Any further support in the future for nuclear power would be less important.

Then there is the question of how many support significantly investing in mass produced new uranium fission or thorium. Actually having coherent national and state level energy policies. Enough people and politicians may stumble upon the correct choices out of fear of global warming and CO2.

So long as the right choices are made that is all that matters.


Opposition to nuclear power is generational. It's one of those hippie baby boomer things. The boomers in this age group are reaching retirement and will soon drop off the political scene. At such time, opposition to nuclear power will go away.

Opposition to nuclear power will be very marginal by 2020.


Very interesting...

I was thinking this morning about how much the "environmentalist" community (and I put that in quotations because I think they are hurting the planet terribly by fighting nuclear power) hate nuclear power.

Whenever you bring up the thought of new nuclear energy, or better forms of nuclear energy like thorium, they say things like "well, once upon a time they said it would be too cheap to meter" or "they said it was safe but look at Three Mile Island and Chernobyl".

What's remarkable to me is how new ideas in nuclear energy are rejected out of hand by this community. Somehow they consider the technology so utterly irredeemable that no matter how many of their issues you address (whether it's safety, waste, or economy) they won't consider it.

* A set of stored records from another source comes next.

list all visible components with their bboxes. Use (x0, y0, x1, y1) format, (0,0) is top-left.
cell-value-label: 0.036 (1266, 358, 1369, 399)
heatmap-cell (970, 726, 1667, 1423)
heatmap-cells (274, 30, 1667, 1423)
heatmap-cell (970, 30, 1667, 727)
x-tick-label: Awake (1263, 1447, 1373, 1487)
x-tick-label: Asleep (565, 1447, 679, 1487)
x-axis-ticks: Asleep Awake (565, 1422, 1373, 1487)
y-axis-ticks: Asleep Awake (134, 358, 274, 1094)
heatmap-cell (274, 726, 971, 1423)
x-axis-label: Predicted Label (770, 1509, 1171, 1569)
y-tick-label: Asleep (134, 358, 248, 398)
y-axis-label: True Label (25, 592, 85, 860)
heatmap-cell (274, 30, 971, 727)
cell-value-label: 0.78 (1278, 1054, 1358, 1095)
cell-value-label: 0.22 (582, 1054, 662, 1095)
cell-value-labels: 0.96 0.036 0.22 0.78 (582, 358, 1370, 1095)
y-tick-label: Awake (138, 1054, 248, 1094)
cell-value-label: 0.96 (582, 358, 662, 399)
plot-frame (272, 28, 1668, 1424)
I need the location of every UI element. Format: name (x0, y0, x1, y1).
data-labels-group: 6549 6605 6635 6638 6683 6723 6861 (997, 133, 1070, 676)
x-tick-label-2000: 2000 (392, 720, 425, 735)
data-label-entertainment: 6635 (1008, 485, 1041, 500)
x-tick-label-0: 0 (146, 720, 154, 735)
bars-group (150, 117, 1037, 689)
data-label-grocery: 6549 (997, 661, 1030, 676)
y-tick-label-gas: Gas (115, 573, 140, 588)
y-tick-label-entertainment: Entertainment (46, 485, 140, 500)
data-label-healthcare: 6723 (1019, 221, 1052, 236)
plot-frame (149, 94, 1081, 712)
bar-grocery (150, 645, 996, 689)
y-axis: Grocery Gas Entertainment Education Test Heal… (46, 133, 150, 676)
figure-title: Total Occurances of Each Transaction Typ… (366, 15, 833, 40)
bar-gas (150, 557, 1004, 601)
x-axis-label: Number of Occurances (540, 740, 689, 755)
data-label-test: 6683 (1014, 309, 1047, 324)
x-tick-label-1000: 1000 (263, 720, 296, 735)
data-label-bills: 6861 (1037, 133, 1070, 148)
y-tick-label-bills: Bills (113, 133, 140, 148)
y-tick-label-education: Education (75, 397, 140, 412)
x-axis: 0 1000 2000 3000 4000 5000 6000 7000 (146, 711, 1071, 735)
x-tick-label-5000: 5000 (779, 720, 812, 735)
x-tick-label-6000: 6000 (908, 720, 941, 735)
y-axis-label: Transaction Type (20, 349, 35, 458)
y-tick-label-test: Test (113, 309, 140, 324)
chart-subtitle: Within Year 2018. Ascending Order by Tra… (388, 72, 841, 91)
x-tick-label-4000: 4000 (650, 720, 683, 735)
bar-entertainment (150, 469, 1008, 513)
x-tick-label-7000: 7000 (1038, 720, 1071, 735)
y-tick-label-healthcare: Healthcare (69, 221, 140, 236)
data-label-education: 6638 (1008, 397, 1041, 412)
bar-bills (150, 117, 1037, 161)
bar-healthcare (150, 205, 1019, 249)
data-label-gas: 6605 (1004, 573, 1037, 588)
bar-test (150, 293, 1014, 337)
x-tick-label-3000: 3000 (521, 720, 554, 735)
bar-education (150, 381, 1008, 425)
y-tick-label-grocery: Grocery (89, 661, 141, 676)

Contrast that with their opinions on solar and wind energy. For fifty years we're heard about how in the future the world will be powered by "cheap clean solar energy". Well, solar is definitely NOT cheap. But that doesn't both them--they think governments should subsidize solar development heavily (which they already do) and penalize energy use. But subsidies, when associated with nuclear power, are considered grounds for killing the technology.

Solar and wind power make the tiniest fraction of planetary power. They are growing, but not fast enough to make up for world energy demand. But that is not a problem to this crowd--they continue to place their faith in this technology even when all real metrics point to its un-economy and the fact that it can't be developed fast enough.

All the while the coal producers laugh their heads off and continue to dig the black rock out of the ground and make money on the death of thousands.

The enviros need to wake up, or at least be consistent in the arguments. If subsidies are bad for nuclear, then they're bad for solar. If nuclear is un-economic, then you better look at solar in the same viewpoint. If toxic nuclear waste is a planetary threat then you have to think about all the arsenic, cadmium, and other yummy bits that will come from the billions of tons of solar panels that will be expended after 15 years or so. Solar panels don't last very long in real operation.